The CNDOL Fockian with the configuration interaction of single excited wave functions to model the exciton properties of large molecular systems for photovoltaic devices

Abstract

The approximate CNDOL Fockian, together with the configuration interaction of single excitations ([CIS|CNDOL/21]), is applied to investigate the electronic properties of three different kinds of donors (D) considered suitable for photovoltaic devices, either as isolated systems or complexed with fullerene (C60) as potential acceptors (A). Calculated charge maps, together with the Coulomb-exchange term of CIS lowest transitions, are used to understand the electronic topology and possible behaviour of D-A excitons. The effects of varying donor structures are compared. The lowest excitation energies of the donor-C60 complexes arise from electron densities localised at the central ring units in the donors.
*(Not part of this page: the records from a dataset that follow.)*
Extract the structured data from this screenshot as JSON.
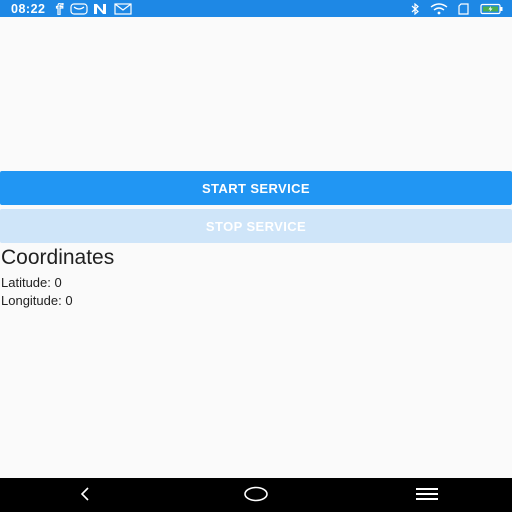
{
  "status_bar": {
    "time": "08:22",
    "background_color": "#1e88e5",
    "left_icons": [
      "facebook-icon",
      "messenger-bot-icon",
      "n-app-icon",
      "mail-icon"
    ],
    "right_icons": [
      "bluetooth-icon",
      "wifi-icon",
      "sim-card-icon",
      "battery-charging-icon"
    ]
  },
  "main": {
    "start_button_label": "START SERVICE",
    "stop_button_label": "STOP SERVICE",
    "coordinates_title": "Coordinates",
    "latitude_text": "Latitude: 0",
    "longitude_text": "Longitude: 0",
    "accent_color": "#2196f3",
    "disabled_color": "#cfe5f9"
  },
  "nav_bar": {
    "buttons": [
      "back-icon",
      "home-icon",
      "menu-icon"
    ]
  }
}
Nevertheless, C60 does not always participate in electron sharing upon excitation. It sometimes acts only as a structural companion for enhancing or not the exciton capability to provide adequate photoelectric power conversion efficiencies. The [CIS|CNDOL/21] method is validated as a valuable tool for modelling structure-related properties of molecular excitons and for predicting the performance of D–A materials in relatively big supramolecular systems. It is shown that multi-electron CIS wavefunctions are at least as useful as one-electron molecular orbitals to describe charge-transfer properties of excitons and provide a physical picture of the whole electron density.